Poderes mudam status das emendas sem bulir no quo
O escritor italiano Giuseppe Tomasi di Lampedusa, autor do romance "O Leopardo", cunhou o raciocínio segundo o qual algo precisa mudar para que tudo continue como está. Foi mais ou menos o que aconteceu na negociação intermediada pelo Judiciário, para tentar promover entre Legislativo e Executivo um acordo capaz de colocar um fim na farra das emendas parlamentares.
Foram à mesa de almoço servido no Supremo três encrencas: 1) O valor exorbitante das emendas —coisa de R$ 53 bilhões em cifras de 2024—, 2) a pulverização das verbas em projetos de serventia duvidosa, e 3) a transparência dos gastos. No gogó, houve avanço em relação ao último item. Decidiu-se acender a luz no porão das emendas, identificando todos os projetos e os autores dos repasses.
Quanto ao valor, ficou entendido que o Congresso não quer gastar mais. Nem menos. Pagamentos que eram impositivos continuarão obrigatórios. Sobreviveram todas as modalidades de emendas —as individuais, as de bancada e as de comissão.

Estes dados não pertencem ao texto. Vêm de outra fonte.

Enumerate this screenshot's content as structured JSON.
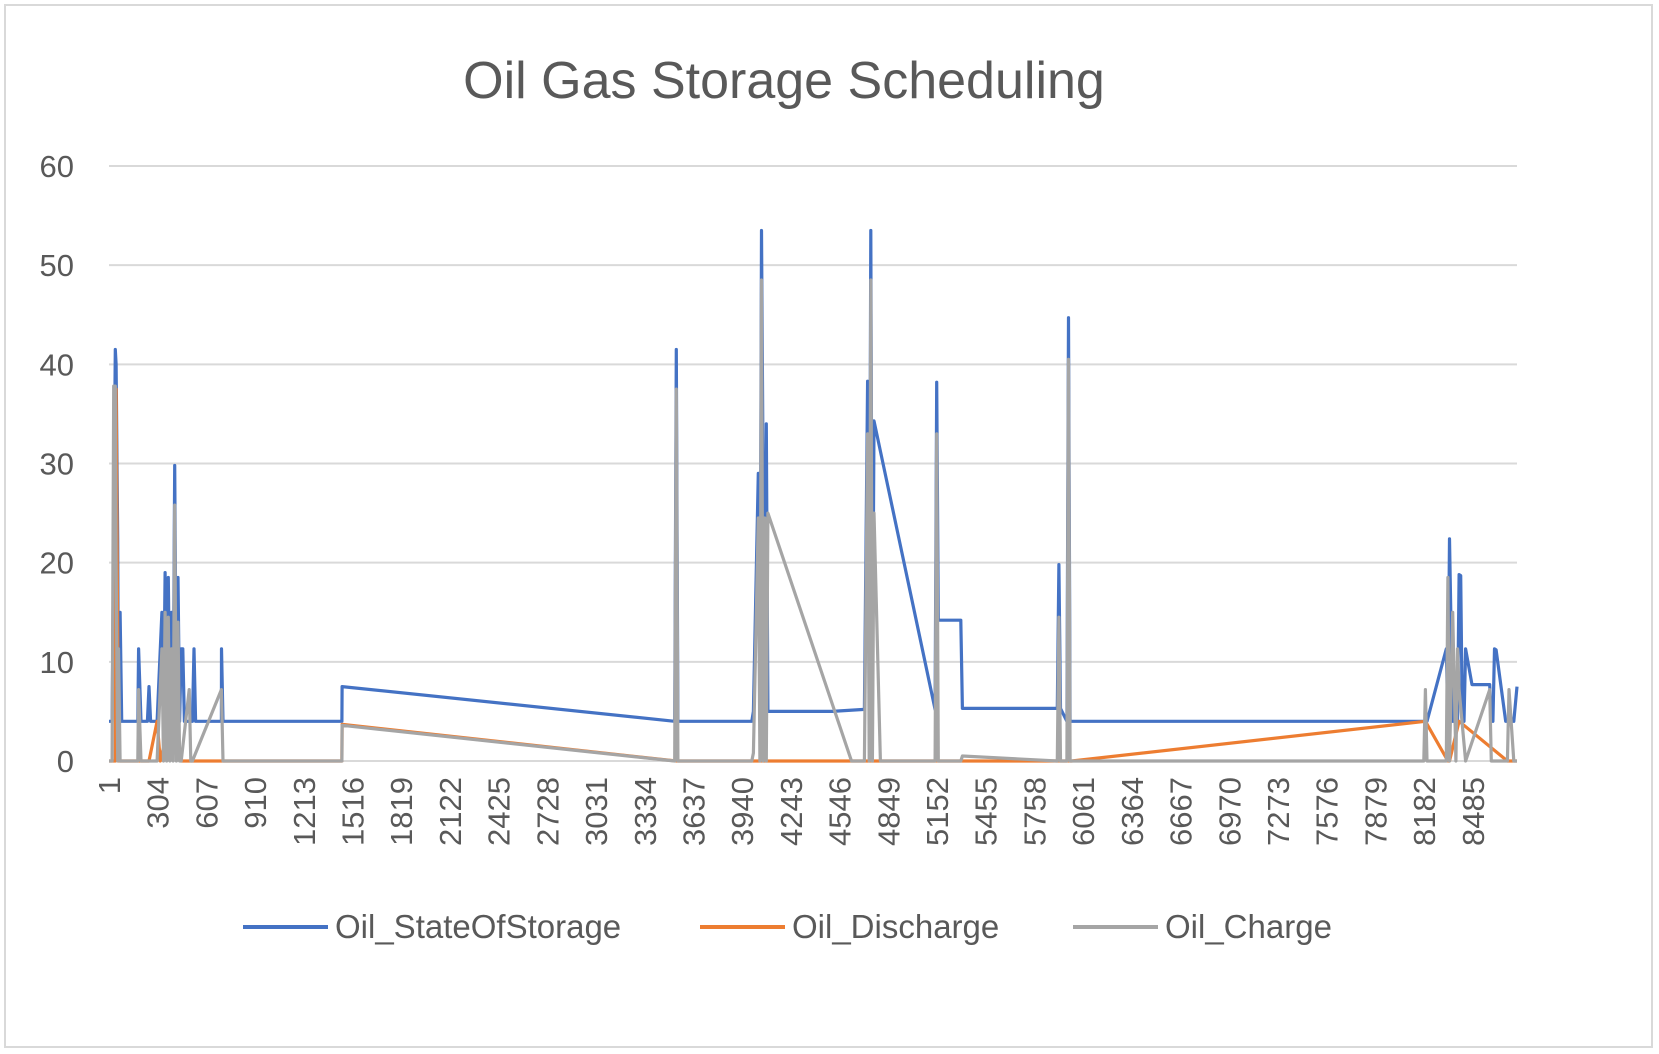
{
  "chart_data": {
    "type": "line",
    "title": "Oil Gas Storage Scheduling",
    "xlabel": "",
    "ylabel": "",
    "ylim": [
      0,
      60
    ],
    "xlim": [
      1,
      8760
    ],
    "y_ticks": [
      "0",
      "10",
      "20",
      "30",
      "40",
      "50",
      "60"
    ],
    "x_ticks": [
      "1",
      "304",
      "607",
      "910",
      "1213",
      "1516",
      "1819",
      "2122",
      "2425",
      "2728",
      "3031",
      "3334",
      "3637",
      "3940",
      "4243",
      "4546",
      "4849",
      "5152",
      "5455",
      "5758",
      "6061",
      "6364",
      "6667",
      "6970",
      "7273",
      "7576",
      "7879",
      "8182",
      "8485"
    ],
    "grid": "horizontal",
    "legend": "bottom",
    "series": [
      {
        "name": "Oil_StateOfStorage",
        "color": "#4472C4",
        "x": [
          1,
          20,
          40,
          45,
          55,
          60,
          70,
          80,
          90,
          100,
          150,
          180,
          185,
          200,
          240,
          250,
          260,
          300,
          330,
          340,
          350,
          360,
          370,
          380,
          390,
          400,
          410,
          420,
          430,
          440,
          450,
          460,
          470,
          480,
          490,
          520,
          530,
          540,
          560,
          600,
          601,
          610,
          620,
          700,
          701,
          710,
          720,
          1450,
          1451,
          3520,
          3530,
          3540,
          3560,
          4000,
          4010,
          4040,
          4050,
          4060,
          4080,
          4090,
          4100,
          4120,
          4500,
          4700,
          4720,
          4730,
          4740,
          4750,
          4760,
          5140,
          5150,
          5160,
          5170,
          5300,
          5310,
          5900,
          5910,
          5920,
          5960,
          5970,
          5980,
          8180,
          8190,
          8200,
          8320,
          8330,
          8340,
          8360,
          8380,
          8390,
          8400,
          8410,
          8420,
          8430,
          8440,
          8480,
          8590,
          8600,
          8610,
          8620,
          8630,
          8690,
          8700,
          8710,
          8740,
          8760
        ],
        "y": [
          4,
          4,
          41.5,
          40,
          22.5,
          4,
          15,
          4,
          4,
          4,
          4,
          4,
          11.3,
          4,
          4,
          7.5,
          4,
          4,
          15,
          4,
          19,
          4,
          18.5,
          4,
          15,
          4,
          29.8,
          4,
          18.5,
          4,
          11.3,
          11.3,
          4,
          4,
          4,
          4,
          11.3,
          4,
          4,
          4,
          4,
          4,
          4,
          4,
          11.3,
          4,
          4,
          4,
          7.5,
          4,
          41.5,
          4,
          4,
          4,
          5,
          29,
          4,
          53.5,
          4,
          34,
          5,
          5,
          5,
          5.2,
          38.3,
          5.2,
          53.5,
          5.2,
          34.3,
          5.2,
          38.2,
          14.2,
          14.2,
          14.2,
          5.3,
          5.3,
          19.8,
          5.3,
          4,
          44.7,
          4,
          4,
          4,
          4,
          11.3,
          4,
          22.4,
          4,
          4,
          4,
          18.8,
          18.7,
          4,
          4,
          11.3,
          7.7,
          7.7,
          4,
          4,
          11.3,
          11.2,
          4,
          4,
          4,
          4,
          7.5
        ]
      },
      {
        "name": "Oil_Discharge",
        "color": "#ED7D31",
        "x": [
          1,
          40,
          45,
          60,
          80,
          250,
          300,
          320,
          380,
          450,
          600,
          650,
          720,
          1450,
          1451,
          3530,
          3540,
          4050,
          4060,
          4740,
          4750,
          5150,
          5160,
          5300,
          5310,
          5980,
          5990,
          8190,
          8330,
          8340,
          8400,
          8700,
          8760
        ],
        "y": [
          0,
          0,
          37.5,
          0,
          0,
          0,
          4,
          0,
          4,
          0,
          0,
          0,
          0,
          0,
          3.7,
          0,
          0,
          0,
          0,
          0,
          0,
          0,
          0,
          0,
          0,
          0,
          0,
          4,
          0,
          0,
          4,
          0,
          0
        ]
      },
      {
        "name": "Oil_Charge",
        "color": "#A5A5A5",
        "x": [
          1,
          20,
          30,
          40,
          45,
          55,
          60,
          70,
          80,
          90,
          180,
          185,
          200,
          300,
          330,
          340,
          350,
          360,
          370,
          380,
          390,
          400,
          410,
          420,
          430,
          440,
          450,
          500,
          510,
          520,
          700,
          710,
          1450,
          1451,
          3520,
          3530,
          3540,
          4000,
          4010,
          4040,
          4050,
          4060,
          4070,
          4080,
          4090,
          4100,
          4620,
          4700,
          4720,
          4730,
          4740,
          4750,
          4760,
          4800,
          5140,
          5150,
          5160,
          5300,
          5310,
          5900,
          5910,
          5920,
          5960,
          5970,
          5980,
          8180,
          8190,
          8200,
          8320,
          8330,
          8340,
          8360,
          8380,
          8390,
          8400,
          8440,
          8590,
          8600,
          8610,
          8700,
          8710,
          8740,
          8760
        ],
        "y": [
          0,
          0,
          37.8,
          37.8,
          20,
          0,
          11.3,
          0,
          0,
          0,
          0,
          7.2,
          0,
          0,
          11.3,
          0,
          15,
          0,
          14.5,
          0,
          11.3,
          0,
          25.8,
          0,
          14,
          0,
          0,
          7.2,
          0,
          0,
          7.2,
          0,
          0,
          3.6,
          0,
          37.5,
          0,
          0,
          0.8,
          24.5,
          0,
          48.5,
          0,
          24.5,
          0,
          25,
          0,
          0,
          33,
          0,
          48.5,
          0,
          25,
          0,
          0,
          33,
          0,
          0,
          0.5,
          0,
          14.5,
          0,
          0,
          40.5,
          0,
          0,
          7.2,
          0,
          0,
          18.5,
          0,
          15,
          0,
          11.3,
          7.2,
          0,
          7.2,
          0,
          0,
          0,
          7.2,
          0,
          0
        ]
      }
    ]
  }
}
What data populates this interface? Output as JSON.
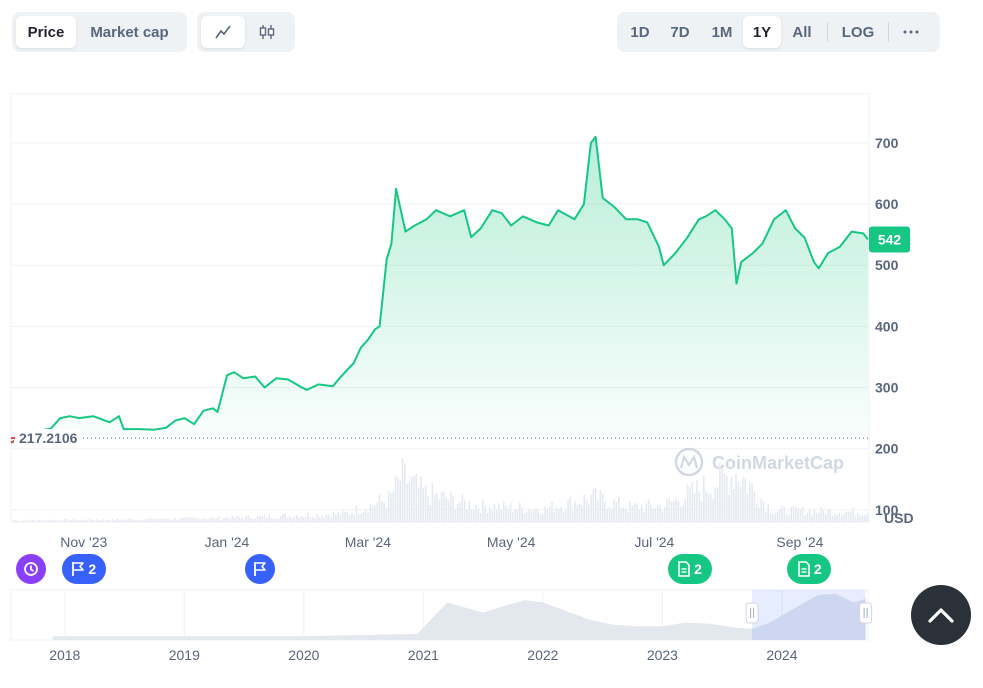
{
  "toolbar": {
    "metric_tabs": [
      {
        "label": "Price",
        "active": true
      },
      {
        "label": "Market cap",
        "active": false
      }
    ],
    "chart_style": [
      {
        "icon": "line-chart-icon",
        "active": true
      },
      {
        "icon": "candlestick-icon",
        "active": false
      }
    ],
    "ranges": [
      {
        "label": "1D",
        "active": false
      },
      {
        "label": "7D",
        "active": false
      },
      {
        "label": "1M",
        "active": false
      },
      {
        "label": "1Y",
        "active": true
      },
      {
        "label": "All",
        "active": false
      }
    ],
    "log_label": "LOG",
    "more_icon": "more-horizontal-icon"
  },
  "watermark": "CoinMarketCap",
  "events": [
    {
      "type": "history",
      "count": "",
      "color": "#8a3ffc",
      "icon": "history-icon",
      "date": "2023-10-04"
    },
    {
      "type": "flag",
      "count": "2",
      "color": "#3861fb",
      "icon": "flag-icon",
      "date": "2023-11-01"
    },
    {
      "type": "flag",
      "count": "",
      "color": "#3861fb",
      "icon": "flag-icon",
      "date": "2024-01-15"
    },
    {
      "type": "document",
      "count": "2",
      "color": "#16c784",
      "icon": "document-icon",
      "date": "2024-07-16"
    },
    {
      "type": "document",
      "count": "2",
      "color": "#16c784",
      "icon": "document-icon",
      "date": "2024-09-05"
    }
  ],
  "chart_data": {
    "type": "area",
    "title": "",
    "xlabel": "",
    "ylabel": "USD",
    "currency_label": "USD",
    "line_color": "#16c784",
    "start_color": "#ea3943",
    "ylim": [
      80,
      780
    ],
    "yticks": [
      100,
      200,
      300,
      400,
      500,
      600,
      700
    ],
    "x_range": [
      "2023-10-01",
      "2024-09-30"
    ],
    "x_ticks": [
      {
        "date": "2023-11-01",
        "label": "Nov '23"
      },
      {
        "date": "2024-01-01",
        "label": "Jan '24"
      },
      {
        "date": "2024-03-01",
        "label": "Mar '24"
      },
      {
        "date": "2024-05-01",
        "label": "May '24"
      },
      {
        "date": "2024-07-01",
        "label": "Jul '24"
      },
      {
        "date": "2024-09-01",
        "label": "Sep '24"
      }
    ],
    "open_price": 217.2106,
    "open_price_label": "217.2106",
    "current_price": 542,
    "current_price_label": "542",
    "series": [
      {
        "values": [
          [
            "2023-10-01",
            210
          ],
          [
            "2023-10-04",
            215
          ],
          [
            "2023-10-06",
            226
          ],
          [
            "2023-10-12",
            228
          ],
          [
            "2023-10-18",
            233
          ],
          [
            "2023-10-22",
            250
          ],
          [
            "2023-10-26",
            253
          ],
          [
            "2023-10-30",
            250
          ],
          [
            "2023-11-05",
            253
          ],
          [
            "2023-11-12",
            243
          ],
          [
            "2023-11-16",
            253
          ],
          [
            "2023-11-18",
            232
          ],
          [
            "2023-11-25",
            232
          ],
          [
            "2023-12-01",
            231
          ],
          [
            "2023-12-06",
            234
          ],
          [
            "2023-12-10",
            246
          ],
          [
            "2023-12-14",
            250
          ],
          [
            "2023-12-18",
            240
          ],
          [
            "2023-12-22",
            262
          ],
          [
            "2023-12-26",
            266
          ],
          [
            "2023-12-28",
            260
          ],
          [
            "2024-01-01",
            320
          ],
          [
            "2024-01-04",
            325
          ],
          [
            "2024-01-08",
            315
          ],
          [
            "2024-01-13",
            318
          ],
          [
            "2024-01-17",
            300
          ],
          [
            "2024-01-22",
            315
          ],
          [
            "2024-01-27",
            313
          ],
          [
            "2024-02-01",
            302
          ],
          [
            "2024-02-04",
            296
          ],
          [
            "2024-02-09",
            305
          ],
          [
            "2024-02-15",
            302
          ],
          [
            "2024-02-19",
            320
          ],
          [
            "2024-02-24",
            340
          ],
          [
            "2024-02-27",
            365
          ],
          [
            "2024-03-01",
            378
          ],
          [
            "2024-03-04",
            395
          ],
          [
            "2024-03-06",
            400
          ],
          [
            "2024-03-09",
            510
          ],
          [
            "2024-03-11",
            535
          ],
          [
            "2024-03-13",
            625
          ],
          [
            "2024-03-15",
            590
          ],
          [
            "2024-03-17",
            555
          ],
          [
            "2024-03-21",
            565
          ],
          [
            "2024-03-26",
            575
          ],
          [
            "2024-03-30",
            590
          ],
          [
            "2024-04-05",
            580
          ],
          [
            "2024-04-11",
            590
          ],
          [
            "2024-04-14",
            546
          ],
          [
            "2024-04-18",
            560
          ],
          [
            "2024-04-23",
            590
          ],
          [
            "2024-04-27",
            585
          ],
          [
            "2024-05-01",
            565
          ],
          [
            "2024-05-06",
            580
          ],
          [
            "2024-05-12",
            570
          ],
          [
            "2024-05-17",
            565
          ],
          [
            "2024-05-21",
            590
          ],
          [
            "2024-05-28",
            575
          ],
          [
            "2024-06-01",
            600
          ],
          [
            "2024-06-04",
            700
          ],
          [
            "2024-06-06",
            710
          ],
          [
            "2024-06-09",
            610
          ],
          [
            "2024-06-14",
            595
          ],
          [
            "2024-06-19",
            575
          ],
          [
            "2024-06-24",
            575
          ],
          [
            "2024-06-28",
            570
          ],
          [
            "2024-07-03",
            530
          ],
          [
            "2024-07-05",
            500
          ],
          [
            "2024-07-10",
            520
          ],
          [
            "2024-07-15",
            545
          ],
          [
            "2024-07-20",
            575
          ],
          [
            "2024-07-23",
            580
          ],
          [
            "2024-07-27",
            590
          ],
          [
            "2024-07-31",
            575
          ],
          [
            "2024-08-03",
            560
          ],
          [
            "2024-08-05",
            470
          ],
          [
            "2024-08-07",
            505
          ],
          [
            "2024-08-12",
            520
          ],
          [
            "2024-08-16",
            535
          ],
          [
            "2024-08-21",
            575
          ],
          [
            "2024-08-26",
            590
          ],
          [
            "2024-08-30",
            560
          ],
          [
            "2024-09-03",
            545
          ],
          [
            "2024-09-07",
            505
          ],
          [
            "2024-09-09",
            495
          ],
          [
            "2024-09-13",
            520
          ],
          [
            "2024-09-18",
            530
          ],
          [
            "2024-09-23",
            555
          ],
          [
            "2024-09-28",
            552
          ],
          [
            "2024-09-30",
            542
          ]
        ]
      }
    ],
    "volume_shape": [
      [
        "2023-10-01",
        2
      ],
      [
        "2023-11-15",
        3
      ],
      [
        "2024-01-01",
        5
      ],
      [
        "2024-02-20",
        10
      ],
      [
        "2024-03-10",
        28
      ],
      [
        "2024-03-15",
        55
      ],
      [
        "2024-03-25",
        35
      ],
      [
        "2024-04-15",
        20
      ],
      [
        "2024-05-15",
        16
      ],
      [
        "2024-06-05",
        30
      ],
      [
        "2024-06-20",
        18
      ],
      [
        "2024-07-05",
        20
      ],
      [
        "2024-08-05",
        60
      ],
      [
        "2024-08-20",
        14
      ],
      [
        "2024-09-30",
        12
      ]
    ]
  },
  "navigator": {
    "year_labels": [
      "2018",
      "2019",
      "2020",
      "2021",
      "2022",
      "2023",
      "2024"
    ],
    "shape": [
      [
        2017.9,
        3
      ],
      [
        2019.0,
        3
      ],
      [
        2020.0,
        3
      ],
      [
        2020.95,
        5
      ],
      [
        2021.1,
        20
      ],
      [
        2021.2,
        30
      ],
      [
        2021.35,
        26
      ],
      [
        2021.5,
        22
      ],
      [
        2021.7,
        28
      ],
      [
        2021.85,
        32
      ],
      [
        2022.0,
        30
      ],
      [
        2022.2,
        23
      ],
      [
        2022.4,
        16
      ],
      [
        2022.6,
        12
      ],
      [
        2022.8,
        11
      ],
      [
        2023.0,
        11
      ],
      [
        2023.2,
        14
      ],
      [
        2023.4,
        13
      ],
      [
        2023.6,
        10
      ],
      [
        2023.75,
        9
      ],
      [
        2023.9,
        14
      ],
      [
        2024.1,
        25
      ],
      [
        2024.3,
        36
      ],
      [
        2024.45,
        37
      ],
      [
        2024.6,
        30
      ],
      [
        2024.7,
        33
      ]
    ],
    "window": [
      2023.75,
      2024.7
    ]
  }
}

Até as emendas Pix continuarão caindo direto na conta das prefeituras, desde que o objeto do gasto seja identificado, assegurando-se a fiscalização do TCU.
Em relação à fragmentação das despesas, concedeu-se um prazo de dez dias para que Congresso e Planalto refinem o acordo. Se funcionar, as emendas de bancada serão destinadas a projetos estruturantes nos estados. Faltou definir estruturante. E as emendas de comissão passarão a azeitar obras de interesse nacional e regional, com a hipotética participação do governo na definição dos gastos.
Enquanto aguarda pela finalização do acerto, o Supremo mantém em vigor a suspensão do pagamento das emendas. Aplicando-se à negociação a expressão do Latim status quo, que significa "o estado das coisas", pode-se dizer que os três Poderes mudaram o status das emendas sem bulir muito no quo.
Em essência, a única certeza disponível é que o contribuinte brasileiro continua entrando na equação com o bolso, sem ter muita certeza sobre a eficácia e a probidade do uso do seu dinheiro. Há nos escaninhos do Supremo algo como duas dezenas de inquéritos sobre desvios na aplicação de verbas liberadas por meio das emendas parlamentares.
De resto, continua de pé a ordem de Flávio Dino para que a Controladoria-Geral da União esquadrinhe em 90 dias a execução das emendas Pix, isentas de projetos e de fiscalização. Se a investigação for levadas às últimas consequências, a mesa de almoço logo será substituída pelo patíbulo.